As we have seen, Newton's second law is easy to express mathematically:
F = m a
Strictly speaking, the force (F) is the NET FORCE. The mass (m) refers to the mass of the system, and the acceleration (a) also refers to the system.
The unit is the kg m / s^2
This is defined as a newton (N).
We consider a few cases in detail.
1. Weight
First, the force due to gravity - weight, W
Since F = m a, and the acceleration is due to gravity,
W = m g
Mass (m) is the amount of matter (or stuff). The weight is a way of quantifying how much gravity pulls on the mass. This means, if g is different, the weight is also different. You weigh less on the Moon, more on Jupiter, less at high altitudes, etc.
2. Inclined Planes
Objects resting on inclined planes are not free to fall directly down. Rather, they are constrained by the geometry of the plane. Part of the weight (a parallel component) can be thought of as acting DOWN the plane. Part of the weight (a perpendicular component) can be thought of as acting ONTO the plane. By trig:
W(parallel) = mg sin(theta)
W(perpendicular) = mg cos(theta)
Without any resistance whatsoever, all objects slide down a plane with the same acceleration:
F = m a
W(parallel) = m a
mg sin(theta) = m a
a = g sin(theta)
3. Friction
Friction is a catch-all term for any resistive force (really due to electromagnetic interactions between surfaces).
The frictional force (f) is the amount of force that resists motion - that is, it acts in the direction opposite the motion. We can quantify friction by introducing a coefficient of friction (u).
u = f / mg
Meaning: the ratio of frictional force that exists to the weight of the object is defined as the coefficient of friction. Typically, this is a (unitless) number much less than 1.
4. Circular Motion
As Newton's 1st law would predict, any object that moves in a circular path has a REASON to do that - some force is causing it to happen. Recall that acceleration is a change in velocity - since velocity refers to a magnitude (speed) AND a direction, if the direction of a body is changing, it MUST be accelerating even if the speed does not change.
Consider a ball spinning on a string at a constant speed. Even if the speed remains constant, we know that the ball is accelerating - its direction is constantly changing. Some force must be causing that to happen. We call such a force - a center-directed force - centripetal. The center-directed acceleration that results is called centripetal acceleration (ac).
ac = v^2 / r
Or, to compute the magnitude of the centripetal acceleration, we take the speed squared and divide it by the radius of orbit.

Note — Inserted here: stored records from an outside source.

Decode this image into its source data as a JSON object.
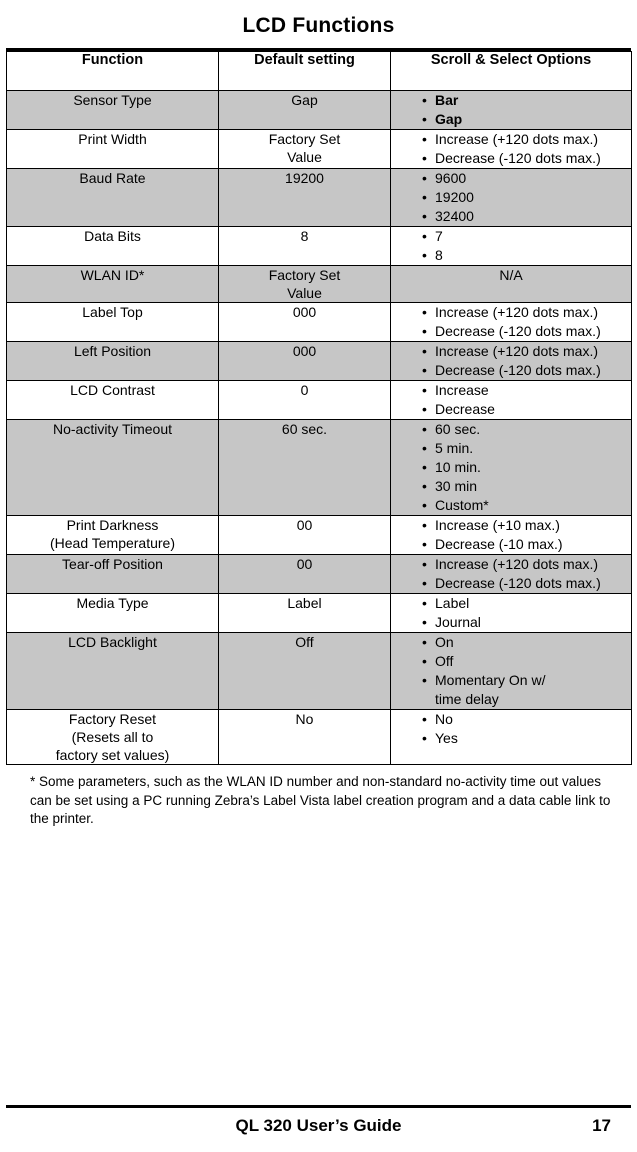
{
  "page": {
    "title": "LCD Functions",
    "footnote": "* Some parameters, such as the WLAN ID number and non-standard no-activity time out values can be set using  a PC running Zebra’s Label Vista label creation program and a data cable  link to the printer.",
    "footer_title": "QL 320 User’s Guide",
    "footer_page": "17"
  },
  "table": {
    "headers": [
      "Function",
      "Default setting",
      "Scroll & Select Options"
    ],
    "rows": [
      {
        "function": "Sensor Type",
        "default": "Gap",
        "options": [
          "Bar",
          "Gap"
        ],
        "options_bold": true,
        "shaded": true
      },
      {
        "function": "Print Width",
        "default": "Factory Set\nValue",
        "options": [
          "Increase (+120 dots max.)",
          "Decrease (-120 dots max.)"
        ],
        "options_bold": false,
        "shaded": false
      },
      {
        "function": "Baud Rate",
        "default": "19200",
        "options": [
          "9600",
          "19200",
          "32400"
        ],
        "options_bold": false,
        "shaded": true
      },
      {
        "function": "Data Bits",
        "default": "8",
        "options": [
          "7",
          "8"
        ],
        "options_bold": false,
        "shaded": false
      },
      {
        "function": "WLAN ID*",
        "default": "Factory Set\nValue",
        "options_plain": "N/A",
        "shaded": true
      },
      {
        "function": "Label Top",
        "default": "000",
        "options": [
          "Increase (+120 dots max.)",
          "Decrease (-120 dots max.)"
        ],
        "options_bold": false,
        "shaded": false
      },
      {
        "function": "Left Position",
        "default": "000",
        "options": [
          "Increase (+120 dots max.)",
          "Decrease (-120 dots max.)"
        ],
        "options_bold": false,
        "shaded": true
      },
      {
        "function": "LCD Contrast",
        "default": "0",
        "options": [
          "Increase",
          "Decrease"
        ],
        "options_bold": false,
        "shaded": false
      },
      {
        "function": "No-activity Timeout",
        "default": "60 sec.",
        "options": [
          "60 sec.",
          "5 min.",
          "10 min.",
          "30 min",
          "Custom*"
        ],
        "options_bold": false,
        "shaded": true
      },
      {
        "function": "Print Darkness\n(Head Temperature)",
        "default": "00",
        "options": [
          "Increase (+10 max.)",
          "Decrease (-10 max.)"
        ],
        "options_bold": false,
        "shaded": false
      },
      {
        "function": "Tear-off Position",
        "default": "00",
        "options": [
          "Increase (+120 dots max.)",
          "Decrease (-120 dots max.)"
        ],
        "options_bold": false,
        "shaded": true
      },
      {
        "function": "Media Type",
        "default": "Label",
        "options": [
          "Label",
          "Journal"
        ],
        "options_bold": false,
        "shaded": false
      },
      {
        "function": "LCD Backlight",
        "default": "Off",
        "options": [
          "On",
          "Off",
          "Momentary On w/",
          "time delay"
        ],
        "options_continuation": [
          false,
          false,
          false,
          true
        ],
        "options_bold": false,
        "shaded": true
      },
      {
        "function": "Factory Reset\n(Resets all to\nfactory set values)",
        "default": "No",
        "options": [
          "No",
          "Yes"
        ],
        "options_bold": false,
        "shaded": false
      }
    ]
  }
}
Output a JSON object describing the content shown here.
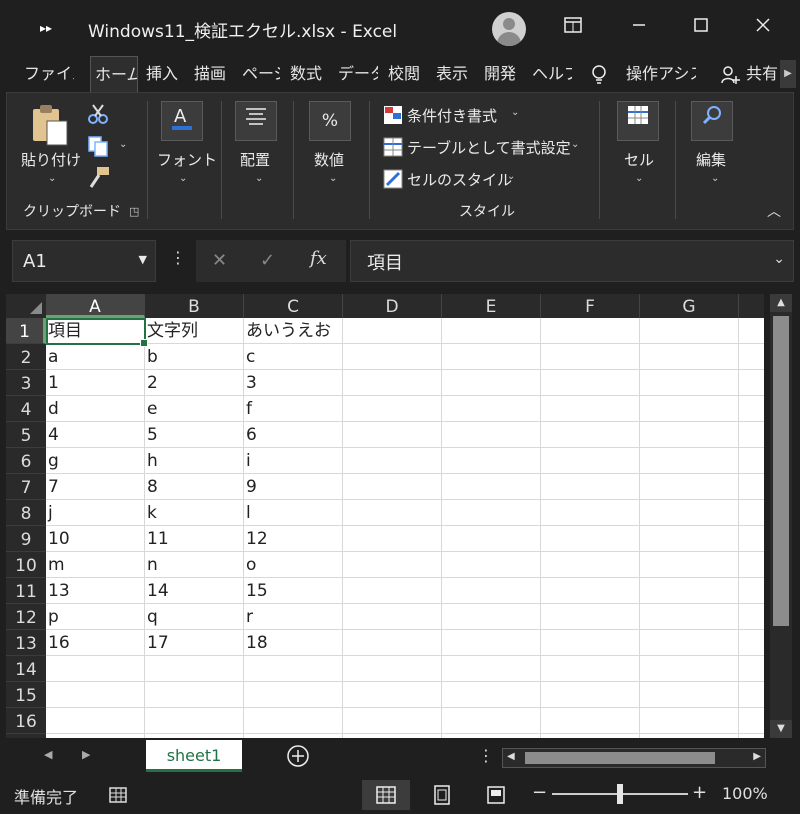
{
  "titlebar": {
    "title": "Windows11_検証エクセル.xlsx  -  Excel",
    "qat_icon": "chevrons-icon",
    "buttons": [
      "ribbon-display-icon",
      "minimize-icon",
      "maximize-icon",
      "close-icon"
    ]
  },
  "tabs": [
    {
      "label": "ファイル",
      "active": false
    },
    {
      "label": "ホーム",
      "active": true
    },
    {
      "label": "挿入",
      "active": false
    },
    {
      "label": "描画",
      "active": false
    },
    {
      "label": "ページ",
      "active": false
    },
    {
      "label": "数式",
      "active": false
    },
    {
      "label": "データ",
      "active": false
    },
    {
      "label": "校閲",
      "active": false
    },
    {
      "label": "表示",
      "active": false
    },
    {
      "label": "開発",
      "active": false
    },
    {
      "label": "ヘルプ",
      "active": false
    }
  ],
  "tellme": {
    "label": "操作アシス"
  },
  "share": {
    "label": "共有"
  },
  "ribbon": {
    "clipboard": {
      "paste_label": "貼り付け",
      "group_label": "クリップボード"
    },
    "font": {
      "label": "フォント"
    },
    "alignment": {
      "label": "配置"
    },
    "number": {
      "label": "数値"
    },
    "styles": {
      "conditional": "条件付き書式",
      "table": "テーブルとして書式設定",
      "cellstyles": "セルのスタイル",
      "group_label": "スタイル"
    },
    "cells": {
      "label": "セル"
    },
    "editing": {
      "label": "編集"
    }
  },
  "formula_bar": {
    "name_box": "A1",
    "formula": "項目",
    "fx": "fx"
  },
  "sheet": {
    "columns": [
      "A",
      "B",
      "C",
      "D",
      "E",
      "F",
      "G"
    ],
    "rows": [
      "1",
      "2",
      "3",
      "4",
      "5",
      "6",
      "7",
      "8",
      "9",
      "10",
      "11",
      "12",
      "13",
      "14",
      "15",
      "16"
    ],
    "cells": [
      [
        "項目",
        "文字列",
        "あいうえお"
      ],
      [
        "a",
        "b",
        "c"
      ],
      [
        "1",
        "2",
        "3"
      ],
      [
        "d",
        "e",
        "f"
      ],
      [
        "4",
        "5",
        "6"
      ],
      [
        "g",
        "h",
        "i"
      ],
      [
        "7",
        "8",
        "9"
      ],
      [
        "j",
        "k",
        "l"
      ],
      [
        "10",
        "11",
        "12"
      ],
      [
        "m",
        "n",
        "o"
      ],
      [
        "13",
        "14",
        "15"
      ],
      [
        "p",
        "q",
        "r"
      ],
      [
        "16",
        "17",
        "18"
      ]
    ],
    "selected": "A1"
  },
  "sheet_tabs": {
    "active": "sheet1"
  },
  "status": {
    "ready": "準備完了",
    "zoom": "100%",
    "zoom_level_percent": 100
  },
  "colors": {
    "accent": "#217346",
    "bg": "#1f1f1f"
  }
}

The units of acceleration are still m/s^2.
Problems.
ReplyDelete1. What are the weight components of a 5 kg mass on an inclined plane of 60 degrees?
2. What would be the acceleration of the mass above in this case?
3. If you were to pull (with a 100-N force) on a sled and rider (total mass 50 kg), what would be the acceleration if:
a. there is no friction
b. there is 25-N of frictional force
c. there is a coefficient of friction of 0.1
4. List an example of an action/reaction pair.
5. Consider a rotating space station with a radius of 100-m. How fast would it have to be spinning (at the edge) so that it would simulate gravity for a person at the edge? Also, how many rotations per minute would this be?